Icon Explosion

This question was posed to me in a comment earlier this week: how many icons does Office contain?

The answer: it depends on how you're counting.

The most common icon size in Office is 16 pixels high by 16 pixels wide, but we also have 32x32 and a limited set of 24x24 icons in use as well. Additionally, we have a number of graphics used to render the UI which are not icons at all but are either bitmaps (the old way) or PNG files (the new way) which end up compressed into the Office DLLs.

Within each icon, we usually have multiple color depths: 32-bit including alpha channel for the icons you see in the Ribbon, sometimes 256-color versions as well, and definitely 16-color versions for icons that have been around for a while. We also have certain black-and-white variants of icons for use in high contrast mode.

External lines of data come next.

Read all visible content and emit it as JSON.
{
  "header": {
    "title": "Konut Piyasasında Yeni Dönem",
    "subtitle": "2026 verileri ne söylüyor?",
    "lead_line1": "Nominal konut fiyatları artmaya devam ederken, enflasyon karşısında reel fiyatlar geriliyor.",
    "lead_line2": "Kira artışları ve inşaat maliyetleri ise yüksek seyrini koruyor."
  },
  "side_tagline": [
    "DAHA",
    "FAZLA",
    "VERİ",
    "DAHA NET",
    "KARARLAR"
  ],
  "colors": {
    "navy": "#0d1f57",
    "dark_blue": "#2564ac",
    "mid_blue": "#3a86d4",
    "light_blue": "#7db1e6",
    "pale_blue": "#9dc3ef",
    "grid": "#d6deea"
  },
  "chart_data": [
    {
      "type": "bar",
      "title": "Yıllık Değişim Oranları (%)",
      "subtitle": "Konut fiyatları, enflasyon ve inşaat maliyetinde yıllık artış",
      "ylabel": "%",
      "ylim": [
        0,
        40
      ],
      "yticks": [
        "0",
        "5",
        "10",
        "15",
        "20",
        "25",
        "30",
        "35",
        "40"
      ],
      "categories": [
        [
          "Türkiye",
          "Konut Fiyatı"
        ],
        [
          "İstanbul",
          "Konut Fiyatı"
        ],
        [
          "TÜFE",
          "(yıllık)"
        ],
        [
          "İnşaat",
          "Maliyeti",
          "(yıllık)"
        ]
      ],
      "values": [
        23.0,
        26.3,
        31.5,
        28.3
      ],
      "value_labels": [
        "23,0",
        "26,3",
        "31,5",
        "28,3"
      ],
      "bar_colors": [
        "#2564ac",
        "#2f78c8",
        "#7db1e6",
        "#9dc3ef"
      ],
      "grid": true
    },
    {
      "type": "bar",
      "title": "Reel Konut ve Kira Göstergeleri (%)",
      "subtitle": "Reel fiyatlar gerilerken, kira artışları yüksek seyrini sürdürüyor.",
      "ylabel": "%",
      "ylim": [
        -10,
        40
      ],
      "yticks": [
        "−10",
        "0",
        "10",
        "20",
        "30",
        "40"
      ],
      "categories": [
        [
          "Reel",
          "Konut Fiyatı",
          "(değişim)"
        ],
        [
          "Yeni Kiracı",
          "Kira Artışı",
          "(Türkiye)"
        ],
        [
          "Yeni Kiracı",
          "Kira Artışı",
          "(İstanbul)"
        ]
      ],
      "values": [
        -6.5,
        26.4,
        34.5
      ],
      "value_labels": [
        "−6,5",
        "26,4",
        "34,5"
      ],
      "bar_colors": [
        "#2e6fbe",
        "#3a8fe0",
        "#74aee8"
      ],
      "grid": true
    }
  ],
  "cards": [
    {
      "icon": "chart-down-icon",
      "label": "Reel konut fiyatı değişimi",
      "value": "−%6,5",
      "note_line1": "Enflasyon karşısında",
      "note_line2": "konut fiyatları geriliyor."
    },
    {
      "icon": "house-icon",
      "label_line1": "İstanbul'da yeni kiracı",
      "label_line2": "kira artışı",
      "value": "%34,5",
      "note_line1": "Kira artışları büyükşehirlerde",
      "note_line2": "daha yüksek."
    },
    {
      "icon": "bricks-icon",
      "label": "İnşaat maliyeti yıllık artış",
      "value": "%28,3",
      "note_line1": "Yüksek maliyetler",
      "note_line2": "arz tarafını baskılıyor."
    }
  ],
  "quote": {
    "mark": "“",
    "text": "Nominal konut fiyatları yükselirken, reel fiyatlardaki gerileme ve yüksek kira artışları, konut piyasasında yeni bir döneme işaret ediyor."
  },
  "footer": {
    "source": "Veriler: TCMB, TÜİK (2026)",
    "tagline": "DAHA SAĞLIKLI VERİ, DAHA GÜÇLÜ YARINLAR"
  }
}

So back to the original question: how many?

The visual nature of the Ribbon, in which every feature has an icon, has meant creating a lot of new icons.

If you just count 16x16 icons (where one icon = one unique shape rendered into any number of color depths within a single .ico file), we have well over 3000.

If you counted each color variant as a separate icon, that number would be much higher.

We're edging ever closer to 1000 32x32 icons for use in the Ribbon as the days go on...

Suffice it to say, there are a lot of pixels being pushed around.